Feature extraction is an important step in IoT-related machine learning process that transforms the temporal data of machine component state into a format supported by machine learning algorithms. The extracted features need to be informative, i.e. need to carry the information that can contribute to the prediction.
Due to the temporal characteristic of IoT sensor data, there are some common patterns for extracting feature from IoT data. This blog post introduces three types of common feature extraction patterns for IoT data:
- Window-based descriptive statistics
- Seasonal pattern
- Trend pattern
- Window-based descriptive statistics
A piece of message from IoT sensor carries the information related to the state of a machine component at a time point. This single piece of information is meaningless for the machine learning prediction. However, the descriptive statistics of a sequence of senor data within a time window can offer valuable information for the prediction. For example, the count of exceptions occurring on a machine component in the last 7 days can be an indicator of potential failure of the machine in next 7 days.
The descriptive statistics can describe the distribution (e.g., skewness and kurtosis), central tendency (e.g., mean, median, and mode) and dispersion (e.g., standard deviation, variance, and Range) of the senor measurements within a give time window. It is common that the combination of some descriptive statistics can provide more accurate information. For example, having both the mean and standard deviation of the sensor measurements in a time window will provide more accurate state information of a machine component compared to only having one of them.

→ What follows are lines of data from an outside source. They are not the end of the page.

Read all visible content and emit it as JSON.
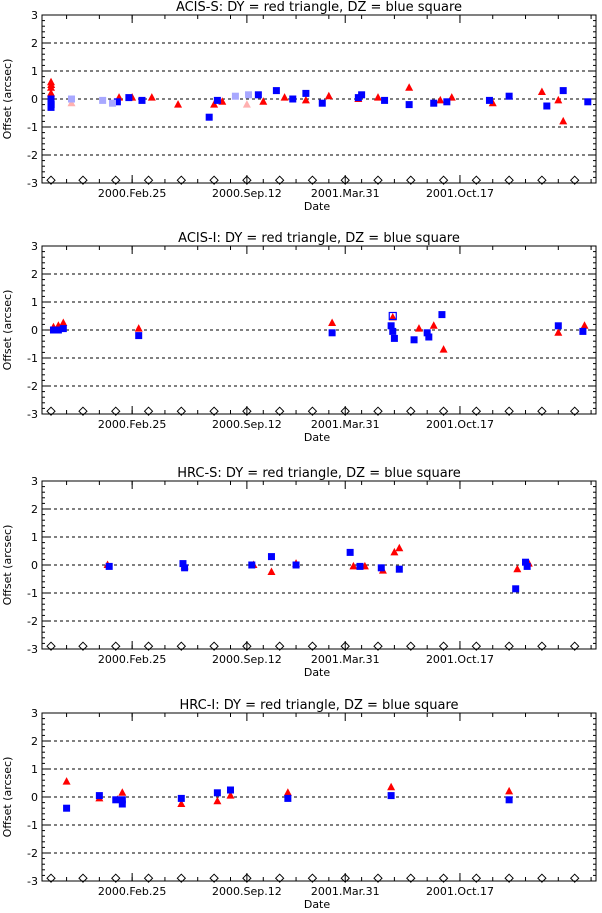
{
  "chart_data": [
    {
      "type": "scatter",
      "title": "ACIS-S: DY = red triangle, DZ = blue square",
      "xlabel": "Date",
      "ylabel": "Offset (arcsec)",
      "ylim": [
        -3,
        3
      ],
      "x_tick_labels": [
        "2000.Feb.25",
        "2000.Sep.12",
        "2001.Mar.31",
        "2001.Oct.17"
      ],
      "y_tick_labels": [
        "-3",
        "-2",
        "-1",
        "0",
        "1",
        "2",
        "3"
      ],
      "grid": "dashed horizontal at integer offsets",
      "series": [
        {
          "name": "DY",
          "marker": "triangle",
          "color": "#ff0000",
          "points": [
            [
              0.05,
              0.6
            ],
            [
              0.05,
              0.4
            ],
            [
              0.05,
              0.2
            ],
            [
              0.06,
              0.5
            ],
            [
              4.2,
              0.05
            ],
            [
              5.0,
              0.05
            ],
            [
              6.2,
              0.05
            ],
            [
              7.8,
              -0.2
            ],
            [
              10.0,
              -0.2
            ],
            [
              10.5,
              -0.1
            ],
            [
              13.0,
              -0.1
            ],
            [
              14.3,
              0.05
            ],
            [
              15.6,
              -0.05
            ],
            [
              17.0,
              0.1
            ],
            [
              18.8,
              0.0
            ],
            [
              20.0,
              0.05
            ],
            [
              21.9,
              0.4
            ],
            [
              23.8,
              -0.05
            ],
            [
              24.5,
              0.05
            ],
            [
              27.0,
              -0.15
            ],
            [
              30.0,
              0.25
            ],
            [
              31.0,
              -0.05
            ],
            [
              31.3,
              -0.8
            ]
          ]
        },
        {
          "name": "DY (faded)",
          "marker": "triangle",
          "color": "#ffb0b0",
          "points": [
            [
              1.3,
              -0.15
            ],
            [
              12.0,
              -0.2
            ]
          ]
        },
        {
          "name": "DZ",
          "marker": "square",
          "color": "#0000ff",
          "points": [
            [
              0.05,
              -0.3
            ],
            [
              0.05,
              -0.1
            ],
            [
              0.05,
              0.0
            ],
            [
              0.06,
              -0.2
            ],
            [
              4.1,
              -0.1
            ],
            [
              4.8,
              0.05
            ],
            [
              5.6,
              -0.05
            ],
            [
              9.7,
              -0.65
            ],
            [
              10.2,
              -0.05
            ],
            [
              12.7,
              0.15
            ],
            [
              13.8,
              0.3
            ],
            [
              14.8,
              0.0
            ],
            [
              15.6,
              0.2
            ],
            [
              16.6,
              -0.15
            ],
            [
              18.8,
              0.05
            ],
            [
              19.0,
              0.15
            ],
            [
              20.4,
              -0.05
            ],
            [
              21.9,
              -0.2
            ],
            [
              23.4,
              -0.15
            ],
            [
              24.2,
              -0.1
            ],
            [
              26.8,
              -0.05
            ],
            [
              28.0,
              0.1
            ],
            [
              30.3,
              -0.25
            ],
            [
              31.3,
              0.3
            ],
            [
              32.8,
              -0.1
            ]
          ]
        },
        {
          "name": "DZ (faded)",
          "marker": "square",
          "color": "#a8a8ff",
          "points": [
            [
              1.3,
              0.0
            ],
            [
              3.2,
              -0.05
            ],
            [
              3.8,
              -0.15
            ],
            [
              11.3,
              0.1
            ],
            [
              12.1,
              0.15
            ]
          ]
        },
        {
          "name": "reference",
          "marker": "open-diamond",
          "color": "#000000",
          "points": [
            [
              0.05,
              -2.9
            ],
            [
              2.0,
              -2.9
            ],
            [
              4.0,
              -2.9
            ],
            [
              6.0,
              -2.9
            ],
            [
              8.0,
              -2.9
            ],
            [
              10.0,
              -2.9
            ],
            [
              12.0,
              -2.9
            ],
            [
              14.0,
              -2.9
            ],
            [
              16.0,
              -2.9
            ],
            [
              18.0,
              -2.9
            ],
            [
              20.0,
              -2.9
            ],
            [
              22.0,
              -2.9
            ],
            [
              24.0,
              -2.9
            ],
            [
              26.0,
              -2.9
            ],
            [
              28.0,
              -2.9
            ],
            [
              30.0,
              -2.9
            ],
            [
              32.0,
              -2.9
            ]
          ]
        }
      ]
    },
    {
      "type": "scatter",
      "title": "ACIS-I: DY = red triangle, DZ = blue square",
      "xlabel": "Date",
      "ylabel": "Offset (arcsec)",
      "ylim": [
        -3,
        3
      ],
      "x_tick_labels": [
        "2000.Feb.25",
        "2000.Sep.12",
        "2001.Mar.31",
        "2001.Oct.17"
      ],
      "y_tick_labels": [
        "-3",
        "-2",
        "-1",
        "0",
        "1",
        "2",
        "3"
      ],
      "grid": "dashed horizontal at integer offsets",
      "series": [
        {
          "name": "DY",
          "marker": "triangle",
          "color": "#ff0000",
          "points": [
            [
              0.2,
              0.1
            ],
            [
              0.5,
              0.15
            ],
            [
              0.8,
              0.25
            ],
            [
              5.4,
              0.05
            ],
            [
              17.2,
              0.25
            ],
            [
              20.9,
              0.45
            ],
            [
              22.5,
              0.05
            ],
            [
              23.4,
              0.15
            ],
            [
              24.0,
              -0.7
            ],
            [
              31.0,
              -0.1
            ],
            [
              32.6,
              0.15
            ]
          ]
        },
        {
          "name": "DZ",
          "marker": "square",
          "color": "#0000ff",
          "points": [
            [
              0.2,
              0.0
            ],
            [
              0.5,
              0.0
            ],
            [
              0.8,
              0.05
            ],
            [
              5.4,
              -0.2
            ],
            [
              17.2,
              -0.1
            ],
            [
              20.8,
              0.15
            ],
            [
              20.9,
              -0.05
            ],
            [
              21.0,
              -0.3
            ],
            [
              22.2,
              -0.35
            ],
            [
              23.0,
              -0.1
            ],
            [
              23.1,
              -0.25
            ],
            [
              23.9,
              0.55
            ],
            [
              31.0,
              0.15
            ],
            [
              32.5,
              -0.05
            ]
          ]
        },
        {
          "name": "DZ (open)",
          "marker": "open-square",
          "color": "#0000ff",
          "points": [
            [
              20.9,
              0.5
            ]
          ]
        },
        {
          "name": "reference",
          "marker": "open-diamond",
          "color": "#000000",
          "points": [
            [
              0.05,
              -2.9
            ],
            [
              2.0,
              -2.9
            ],
            [
              4.0,
              -2.9
            ],
            [
              6.0,
              -2.9
            ],
            [
              8.0,
              -2.9
            ],
            [
              10.0,
              -2.9
            ],
            [
              12.0,
              -2.9
            ],
            [
              14.0,
              -2.9
            ],
            [
              16.0,
              -2.9
            ],
            [
              18.0,
              -2.9
            ],
            [
              20.0,
              -2.9
            ],
            [
              22.0,
              -2.9
            ],
            [
              24.0,
              -2.9
            ],
            [
              26.0,
              -2.9
            ],
            [
              28.0,
              -2.9
            ],
            [
              30.0,
              -2.9
            ],
            [
              32.0,
              -2.9
            ]
          ]
        }
      ]
    },
    {
      "type": "scatter",
      "title": "HRC-S: DY = red triangle, DZ = blue square",
      "xlabel": "Date",
      "ylabel": "Offset (arcsec)",
      "ylim": [
        -3,
        3
      ],
      "x_tick_labels": [
        "2000.Feb.25",
        "2000.Sep.12",
        "2001.Mar.31",
        "2001.Oct.17"
      ],
      "y_tick_labels": [
        "-3",
        "-2",
        "-1",
        "0",
        "1",
        "2",
        "3"
      ],
      "grid": "dashed horizontal at integer offsets",
      "series": [
        {
          "name": "DY",
          "marker": "triangle",
          "color": "#ff0000",
          "points": [
            [
              3.5,
              0.0
            ],
            [
              8.2,
              -0.05
            ],
            [
              12.4,
              0.0
            ],
            [
              13.5,
              -0.25
            ],
            [
              15.0,
              0.05
            ],
            [
              18.5,
              -0.05
            ],
            [
              19.2,
              -0.05
            ],
            [
              20.3,
              -0.2
            ],
            [
              21.0,
              0.45
            ],
            [
              21.3,
              0.6
            ],
            [
              28.5,
              -0.15
            ],
            [
              29.2,
              0.05
            ]
          ]
        },
        {
          "name": "DZ",
          "marker": "square",
          "color": "#0000ff",
          "points": [
            [
              3.6,
              -0.05
            ],
            [
              8.1,
              0.05
            ],
            [
              8.2,
              -0.1
            ],
            [
              12.3,
              0.0
            ],
            [
              13.5,
              0.3
            ],
            [
              15.0,
              0.0
            ],
            [
              18.3,
              0.45
            ],
            [
              18.9,
              -0.05
            ],
            [
              20.2,
              -0.1
            ],
            [
              21.3,
              -0.15
            ],
            [
              28.4,
              -0.85
            ],
            [
              29.0,
              0.1
            ],
            [
              29.1,
              -0.05
            ]
          ]
        },
        {
          "name": "reference",
          "marker": "open-diamond",
          "color": "#000000",
          "points": [
            [
              0.05,
              -2.9
            ],
            [
              2.0,
              -2.9
            ],
            [
              4.0,
              -2.9
            ],
            [
              6.0,
              -2.9
            ],
            [
              8.0,
              -2.9
            ],
            [
              10.0,
              -2.9
            ],
            [
              12.0,
              -2.9
            ],
            [
              14.0,
              -2.9
            ],
            [
              16.0,
              -2.9
            ],
            [
              18.0,
              -2.9
            ],
            [
              20.0,
              -2.9
            ],
            [
              22.0,
              -2.9
            ],
            [
              24.0,
              -2.9
            ],
            [
              26.0,
              -2.9
            ],
            [
              28.0,
              -2.9
            ],
            [
              30.0,
              -2.9
            ],
            [
              32.0,
              -2.9
            ]
          ]
        }
      ]
    },
    {
      "type": "scatter",
      "title": "HRC-I: DY = red triangle, DZ = blue square",
      "xlabel": "Date",
      "ylabel": "Offset (arcsec)",
      "ylim": [
        -3,
        3
      ],
      "x_tick_labels": [
        "2000.Feb.25",
        "2000.Sep.12",
        "2001.Mar.31",
        "2001.Oct.17"
      ],
      "y_tick_labels": [
        "-3",
        "-2",
        "-1",
        "0",
        "1",
        "2",
        "3"
      ],
      "grid": "dashed horizontal at integer offsets",
      "series": [
        {
          "name": "DY",
          "marker": "triangle",
          "color": "#ff0000",
          "points": [
            [
              1.0,
              0.55
            ],
            [
              3.0,
              -0.05
            ],
            [
              4.1,
              -0.1
            ],
            [
              4.4,
              0.15
            ],
            [
              8.0,
              -0.25
            ],
            [
              10.2,
              -0.15
            ],
            [
              11.0,
              0.05
            ],
            [
              14.5,
              0.15
            ],
            [
              20.8,
              0.35
            ],
            [
              28.0,
              0.2
            ]
          ]
        },
        {
          "name": "DZ",
          "marker": "square",
          "color": "#0000ff",
          "points": [
            [
              1.0,
              -0.4
            ],
            [
              3.0,
              0.05
            ],
            [
              4.0,
              -0.1
            ],
            [
              4.4,
              -0.1
            ],
            [
              4.4,
              -0.25
            ],
            [
              8.0,
              -0.05
            ],
            [
              10.2,
              0.15
            ],
            [
              11.0,
              0.25
            ],
            [
              14.5,
              -0.05
            ],
            [
              20.8,
              0.05
            ],
            [
              28.0,
              -0.1
            ]
          ]
        },
        {
          "name": "reference",
          "marker": "open-diamond",
          "color": "#000000",
          "points": [
            [
              0.05,
              -2.9
            ],
            [
              2.0,
              -2.9
            ],
            [
              4.0,
              -2.9
            ],
            [
              6.0,
              -2.9
            ],
            [
              8.0,
              -2.9
            ],
            [
              10.0,
              -2.9
            ],
            [
              12.0,
              -2.9
            ],
            [
              14.0,
              -2.9
            ],
            [
              16.0,
              -2.9
            ],
            [
              18.0,
              -2.9
            ],
            [
              20.0,
              -2.9
            ],
            [
              22.0,
              -2.9
            ],
            [
              24.0,
              -2.9
            ],
            [
              26.0,
              -2.9
            ],
            [
              28.0,
              -2.9
            ],
            [
              30.0,
              -2.9
            ],
            [
              32.0,
              -2.9
            ]
          ]
        }
      ]
    }
  ]
}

Many window-based descriptive statistics can be the candidate features. Domain knowledge is always useful to judge which descriptive statistics within which size of window is more important than others to contribute for the prediction. For example, the engineers of an industrial machine will have more knowledge on which component under which condition is more likely to cause the machine failure.
- Seasonal pattern
IoT sensor data can show seasonal pattern. For example, the IoT data monitoring a machine usage can show a low usage level at weekends and a high usage level at weekdays. The features representing seasonal pattern can be extracted from the timestamp of the IoT sensor data. Some examples of the seasonal pattern features are:
- IsWorkingHour
- IsWeekday
- MonthOfYear
- DayOfWeek
These features can be very useful for time-series forecast type of machine learning requirements, e.g., machine usage forecast and energy consumption forecast.
- Trend pattern
Like seasonal pattern the features extracted from the trend pattern of the IoT sensor data can be useful for time-series forecast type of machine learning requirements as well. Lag operator can be used to extract the features for representing the trend pattern. A sequence of lagged values for the previous X units of time periods carry the autocorrelation information of the time series that can contribute to the prediction.